Küreselleşmenin ortaya çıkardığı fırsatlardan yararlanmak ve tehditlerden kaçınmak için mikro (işletme) ve makro (ulusal ve uluslararası çevre) düzeyinde

yapılan araştırmalar ışığında işletmelerin çevre koşullarına uyumunu sağlayacak stratejiler geliştirilmeli ve uygulamaya konulmalıdır (Çağlıyan, 2002: 13).

Her işletme kendi işindeki yenilikleri, gelişmeleri ve rakipleri yakından izlemelidir. Tüm dünyayı izlemeyenin küresel rekabete günün birinde yenik düşmesi kaçınılmazdır. Küresel rekabet ortamında işletmeler dünya çapında büyüyüp geliştikçe, rekabeti yeni ve gerçekçi düzeylere getirmekte, bunun başarılması için de yöneticiler güçlü yönetim sanatlarını uygulamak zorunda kalmaktadırlar (Ömürbek, 2003: 59).

Küresel rekabet ortamına uyum sağlamaya çalışan işletmelerin temel amacı, evrensel karı maksimize edecek şekilde dünya çapında ekonomik faaliyetleri bütünleştirmek ve organize etmektir. Küresel şirketin her parçasının bütüne hizmet etmesi beklenen organik bir yapıdır (Bilge, 2004: 9).

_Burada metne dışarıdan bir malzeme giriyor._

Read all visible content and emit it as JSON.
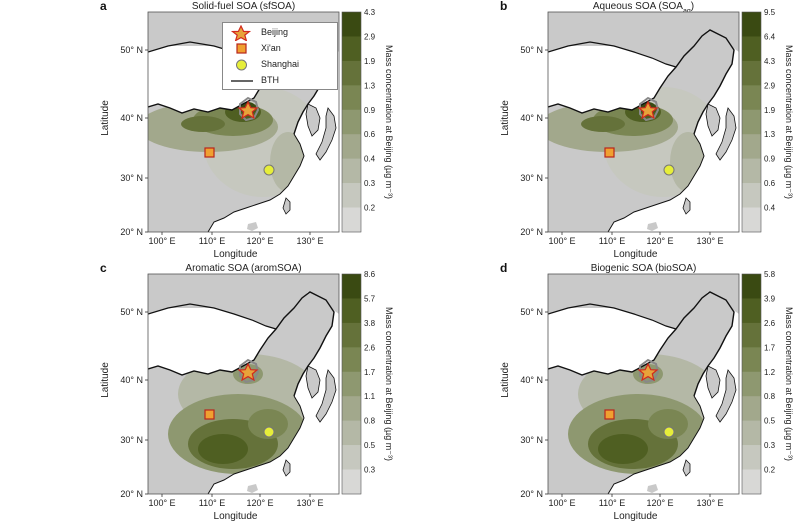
{
  "figure": {
    "panels": [
      {
        "letter": "a",
        "title": "Solid-fuel SOA (sfSOA)",
        "title_sub": "",
        "title_end": "",
        "colorbar_ticks": [
          "4.3",
          "2.9",
          "1.9",
          "1.3",
          "0.9",
          "0.6",
          "0.4",
          "0.3",
          "0.2"
        ],
        "colorbar_label": "Mass concentration at Beijing (µg m⁻³)",
        "xlabel": "Longitude",
        "ylabel": "Latitude",
        "x_ticks": [
          "100° E",
          "110° E",
          "120° E",
          "130° E"
        ],
        "y_ticks": [
          "50° N",
          "40° N",
          "30° N",
          "20° N"
        ],
        "pattern": "north"
      },
      {
        "letter": "b",
        "title": "Aqueous SOA (SOA",
        "title_sub": "aq",
        "title_end": ")",
        "colorbar_ticks": [
          "9.5",
          "6.4",
          "4.3",
          "2.9",
          "1.9",
          "1.3",
          "0.9",
          "0.6",
          "0.4"
        ],
        "colorbar_label": "Mass concentration at Beijing (µg m⁻³)",
        "xlabel": "Longitude",
        "ylabel": "Latitude",
        "x_ticks": [
          "100° E",
          "110° E",
          "120° E",
          "130° E"
        ],
        "y_ticks": [
          "50° N",
          "40° N",
          "30° N",
          "20° N"
        ],
        "pattern": "north"
      },
      {
        "letter": "c",
        "title": "Aromatic SOA (aromSOA)",
        "title_sub": "",
        "title_end": "",
        "colorbar_ticks": [
          "8.6",
          "5.7",
          "3.8",
          "2.6",
          "1.7",
          "1.1",
          "0.8",
          "0.5",
          "0.3"
        ],
        "colorbar_label": "Mass concentration at Beijing (µg m⁻³)",
        "xlabel": "Longitude",
        "ylabel": "Latitude",
        "x_ticks": [
          "100° E",
          "110° E",
          "120° E",
          "130° E"
        ],
        "y_ticks": [
          "50° N",
          "40° N",
          "30° N",
          "20° N"
        ],
        "pattern": "south"
      },
      {
        "letter": "d",
        "title": "Biogenic SOA (bioSOA)",
        "title_sub": "",
        "title_end": "",
        "colorbar_ticks": [
          "5.8",
          "3.9",
          "2.6",
          "1.7",
          "1.2",
          "0.8",
          "0.5",
          "0.3",
          "0.2"
        ],
        "colorbar_label": "Mass concentration at Beijing (µg m⁻³)",
        "xlabel": "Longitude",
        "ylabel": "Latitude",
        "x_ticks": [
          "100° E",
          "110° E",
          "120° E",
          "130° E"
        ],
        "y_ticks": [
          "50° N",
          "40° N",
          "30° N",
          "20° N"
        ],
        "pattern": "south"
      }
    ],
    "legend": {
      "items": [
        {
          "label": "Beijing",
          "symbol": "star-icon"
        },
        {
          "label": "Xi'an",
          "symbol": "square-icon"
        },
        {
          "label": "Shanghai",
          "symbol": "circle-icon"
        },
        {
          "label": "BTH",
          "symbol": "line-icon"
        }
      ]
    },
    "colors": {
      "colorbar": [
        "#3a4a12",
        "#4f5f22",
        "#65723a",
        "#7a8653",
        "#8e9870",
        "#a2a88c",
        "#b4b8a6",
        "#c6c8bf",
        "#d8d8d6"
      ],
      "sea": "#ffffff",
      "land_low": "#c9c9c9",
      "beijing_star": "#e8a33a",
      "star_outline": "#d22a1e",
      "xian_square": "#f0a030",
      "shanghai_circle": "#e6ee3a"
    }
  }
}
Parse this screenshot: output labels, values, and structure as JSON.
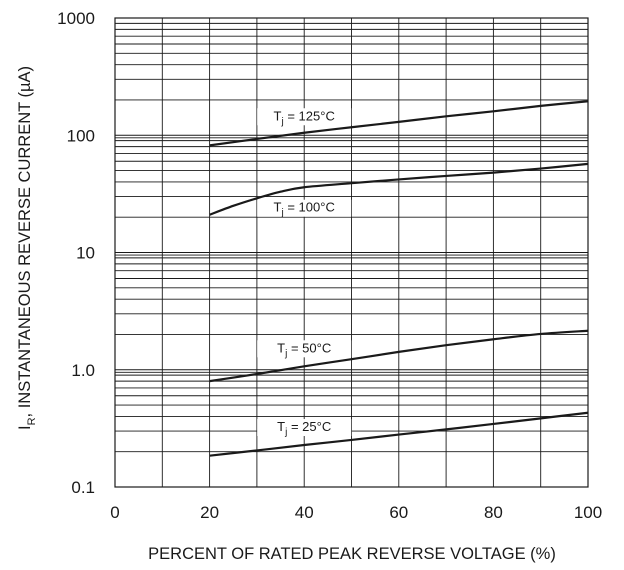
{
  "chart_data": {
    "type": "line",
    "title": "",
    "xlabel": "PERCENT OF RATED PEAK REVERSE VOLTAGE (%)",
    "ylabel_main": "I",
    "ylabel_sub": "R",
    "ylabel_rest": ", INSTANTANEOUS REVERSE CURRENT (µA)",
    "y_scale": "log",
    "xlim": [
      0,
      100
    ],
    "ylim": [
      0.1,
      1000
    ],
    "x_ticks": [
      0,
      20,
      40,
      60,
      80,
      100
    ],
    "x_tick_labels": [
      "0",
      "20",
      "40",
      "60",
      "80",
      "100"
    ],
    "y_ticks": [
      0.1,
      1,
      10,
      100,
      1000
    ],
    "y_tick_labels": [
      "0.1",
      "1.0",
      "10",
      "100",
      "1000"
    ],
    "grid": true,
    "series": [
      {
        "label_main": "T",
        "label_sub": "j",
        "label_rest": " = 125°C",
        "x": [
          20,
          30,
          40,
          50,
          60,
          70,
          80,
          90,
          100
        ],
        "y": [
          82,
          93,
          105,
          117,
          130,
          145,
          160,
          178,
          195
        ]
      },
      {
        "label_main": "T",
        "label_sub": "j",
        "label_rest": " = 100°C",
        "x": [
          20,
          25,
          30,
          35,
          40,
          50,
          60,
          70,
          80,
          90,
          100
        ],
        "y": [
          21,
          25,
          29,
          33,
          36,
          39,
          42,
          45,
          48,
          52,
          57
        ]
      },
      {
        "label_main": "T",
        "label_sub": "j",
        "label_rest": " = 50°C",
        "x": [
          20,
          30,
          40,
          50,
          60,
          70,
          80,
          90,
          100
        ],
        "y": [
          0.8,
          0.92,
          1.07,
          1.23,
          1.42,
          1.62,
          1.82,
          2.02,
          2.15
        ]
      },
      {
        "label_main": "T",
        "label_sub": "j",
        "label_rest": " = 25°C",
        "x": [
          20,
          30,
          40,
          50,
          60,
          70,
          80,
          90,
          100
        ],
        "y": [
          0.185,
          0.205,
          0.228,
          0.252,
          0.28,
          0.31,
          0.345,
          0.385,
          0.43
        ]
      }
    ]
  }
}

Küresel rekabet ortamında işletmeler başarılarının kalıcı olması için müşterileriyle konuşmak, tedarikçi işletmelerle çalışmak, ekipler oluşturmak, hatta çoğu zaman rakipleriyle stratejik işbirliği oluşturmak zorundadırlar (Tekin ve Ömürbek, 2003: 56).

İşletmelerin küresel rekabet ortamında hayatta kalması için atılacak en önemli adım ise işletme yapılarının ve anlayışlarının önemli ölçüde değişmesidir. Küreselleşme, süreci işletmelerin yeni koşullara uygun olarak kendilerini değiştirmeleri gerektiği sonucunu ortaya çıkarmıştır ve zaman içerisinde daha çok işletme bu değişimin zorunluluğunu anlayıp değişimle birlikte tekrar yapılanmaya gitmiştir (Güzelcik, 1997: 81).